Epic Games has pushed out a major upgrade to their flagship Unreal Engine 4 today. But what’s interesting is the motivation behind the upgrade, with the company saying it was necessary to ensure their upcoming MOBA, Paragon, could run at a stable 60fps on PC and PS4.
The announcement was made via a lengthy blog post this morning, and those that have downloaded the Epic Launcher will be able to install UE4 4.11 now. But while there is a laundry list of benefits for developers and the games using UE4, the one game that gets the most billing is Epic’s own MOBA, Paragon.
According to the post, the technical demands of Paragon — 10 animating heroes and over 120 minions on the screen at once, along with all of the effects and textures — were so great that Epic had to further optimise their engine. “A major effort for us over the last several months has been optimizing UE4 in order to get our next game, Paragon, running at 60fps on PC and PlayStation 4.”
The post doesn’t say what the difference in graphics quality between the PC and PS4 builds is like, although we’ll find out more when Paragon’s open beta launches on both platforms later this year.
Epic’s also improved shaders for skin, models and eyes that should take games even closer and closer to photorealistic graphics. Have a look at the slightly bloodshot whites of the eyes.
And the pores and uneven skin tone is getting pretty damn good too:
The list of all the additions and optimisations is immense; it’s far, far too long to reproduce here, so hop on over to Epic’s website.

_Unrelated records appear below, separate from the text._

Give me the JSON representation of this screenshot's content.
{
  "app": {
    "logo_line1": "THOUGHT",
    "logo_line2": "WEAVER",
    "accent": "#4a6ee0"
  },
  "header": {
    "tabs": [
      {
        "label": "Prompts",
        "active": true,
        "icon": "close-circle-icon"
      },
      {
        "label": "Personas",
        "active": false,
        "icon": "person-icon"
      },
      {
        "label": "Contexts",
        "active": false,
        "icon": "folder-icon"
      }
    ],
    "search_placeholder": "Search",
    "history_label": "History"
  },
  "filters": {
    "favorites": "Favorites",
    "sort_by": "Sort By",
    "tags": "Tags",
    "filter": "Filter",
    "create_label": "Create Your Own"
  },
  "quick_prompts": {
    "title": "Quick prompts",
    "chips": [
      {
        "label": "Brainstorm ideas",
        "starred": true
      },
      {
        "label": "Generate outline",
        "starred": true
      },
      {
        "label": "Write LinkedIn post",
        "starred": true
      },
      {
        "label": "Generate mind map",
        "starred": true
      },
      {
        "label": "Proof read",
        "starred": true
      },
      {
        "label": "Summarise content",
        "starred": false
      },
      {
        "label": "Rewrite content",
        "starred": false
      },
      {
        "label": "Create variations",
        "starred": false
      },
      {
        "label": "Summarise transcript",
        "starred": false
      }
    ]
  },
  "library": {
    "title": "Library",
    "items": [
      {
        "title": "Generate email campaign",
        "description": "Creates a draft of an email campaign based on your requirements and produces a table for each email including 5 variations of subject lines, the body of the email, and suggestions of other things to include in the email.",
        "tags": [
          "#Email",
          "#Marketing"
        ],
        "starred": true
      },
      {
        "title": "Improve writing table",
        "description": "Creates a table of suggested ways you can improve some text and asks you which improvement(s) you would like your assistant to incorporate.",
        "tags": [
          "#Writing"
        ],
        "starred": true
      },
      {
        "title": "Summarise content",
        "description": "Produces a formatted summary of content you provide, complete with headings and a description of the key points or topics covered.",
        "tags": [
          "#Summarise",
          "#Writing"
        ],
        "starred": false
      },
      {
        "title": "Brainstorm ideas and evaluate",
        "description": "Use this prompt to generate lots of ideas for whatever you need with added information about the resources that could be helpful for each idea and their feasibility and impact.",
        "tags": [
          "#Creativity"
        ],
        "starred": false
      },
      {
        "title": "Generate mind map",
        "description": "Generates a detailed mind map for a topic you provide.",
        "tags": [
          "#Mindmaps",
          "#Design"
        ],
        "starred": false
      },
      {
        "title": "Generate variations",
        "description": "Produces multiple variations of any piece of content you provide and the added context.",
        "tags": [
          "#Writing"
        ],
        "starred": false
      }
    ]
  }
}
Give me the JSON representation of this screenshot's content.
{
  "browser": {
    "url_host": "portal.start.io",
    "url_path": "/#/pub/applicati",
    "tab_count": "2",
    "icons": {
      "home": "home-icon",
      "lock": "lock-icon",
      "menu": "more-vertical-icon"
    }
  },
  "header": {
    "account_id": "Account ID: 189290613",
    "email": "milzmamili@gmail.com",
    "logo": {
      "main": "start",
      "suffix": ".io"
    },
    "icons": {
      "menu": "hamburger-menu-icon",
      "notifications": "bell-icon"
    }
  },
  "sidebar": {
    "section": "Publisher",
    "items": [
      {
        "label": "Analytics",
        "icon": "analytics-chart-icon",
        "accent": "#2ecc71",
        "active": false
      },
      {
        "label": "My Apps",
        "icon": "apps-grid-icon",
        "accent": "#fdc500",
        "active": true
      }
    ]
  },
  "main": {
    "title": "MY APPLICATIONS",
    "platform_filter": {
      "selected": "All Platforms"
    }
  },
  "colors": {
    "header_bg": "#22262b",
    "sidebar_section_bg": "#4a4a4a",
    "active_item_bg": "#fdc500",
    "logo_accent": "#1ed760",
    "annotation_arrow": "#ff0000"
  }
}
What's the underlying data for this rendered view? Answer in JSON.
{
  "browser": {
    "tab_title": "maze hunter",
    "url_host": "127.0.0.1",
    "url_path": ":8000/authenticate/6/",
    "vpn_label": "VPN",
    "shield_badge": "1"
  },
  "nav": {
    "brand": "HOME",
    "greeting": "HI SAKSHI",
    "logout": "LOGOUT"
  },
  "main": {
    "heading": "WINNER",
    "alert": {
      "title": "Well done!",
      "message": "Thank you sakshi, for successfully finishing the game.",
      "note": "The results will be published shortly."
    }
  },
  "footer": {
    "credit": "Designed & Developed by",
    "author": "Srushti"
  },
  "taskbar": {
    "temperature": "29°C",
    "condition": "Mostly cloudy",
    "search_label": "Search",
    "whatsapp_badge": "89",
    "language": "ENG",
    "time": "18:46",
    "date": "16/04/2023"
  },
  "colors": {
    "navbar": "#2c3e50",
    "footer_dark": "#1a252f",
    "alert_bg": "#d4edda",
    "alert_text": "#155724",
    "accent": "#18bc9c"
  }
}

But I’ll leave you with one last note that’s worth paying attention to. Buried a fair way down in the post is the news that Microsoft has enabled experimental DirectX 12 support for Xbox One, and devs working with UE4 can enable support for this by changing bBuildForD3D12 to true in the BaseEngine.ini file. Here’s the rest of the steps:
Set bBuildForD3D12 to true in the XboxOneRuntimeSettings section of BaseEngine.ini
Set D3D12_ROOT_SIGNATURE to 1 in XboxOneShaderCompiler.cpp
Comment out the use of GetSamplePosition in PostProcessSelectionOutline.usf (not supported on Xbox One yet)
Rebuild and restart!
It’s odd that they’re not making more of a thing about it, but perhaps the support is just a little too experimental at this stage. It’ll be fun to see what benefits come out of it, though.
Comments
3 responses to “Epic Upgrades Their Engine So Paragon Can Run At 60 FPS”
Back in my day….
The Amiga and C64 et al were all very similar configurations. You couldn’t just get “more” or bigger” hardware, so the code was optimised to use the power the most effective way possible. It saddens me that now things are coded with the mindset that people can just get better hardware. Games are released with such poor optimisation that they will hardly even run on the most beastly of rigs. More people should follow suit, and realise that optimisation of current code can net incredible results, instead of letting the “work” lie on the hardware.
I’m happy to see that Epic moved forward, however I would have been happier to see it without it “being neccessary” for consoles.
Well yeah, faster hardware make money, while optimization costs time and money.
I mean, imagine if all the newest AAA games were written in assembly.
Your not bloody wrong, I was wondering why the page took so long to load.
my scroll finger hurts
we will ser more bugs, if games are written in such low level languages.
OpenSSL is a great example, how most widely used library written by C , and simple mistake has lead to massive security failure.
if you want to pay 200 per game and wait over few tears for each then no problem, but when games costs millions to develop and release faster, not sure asking for code optimisation by writting in assembly is…. just insane.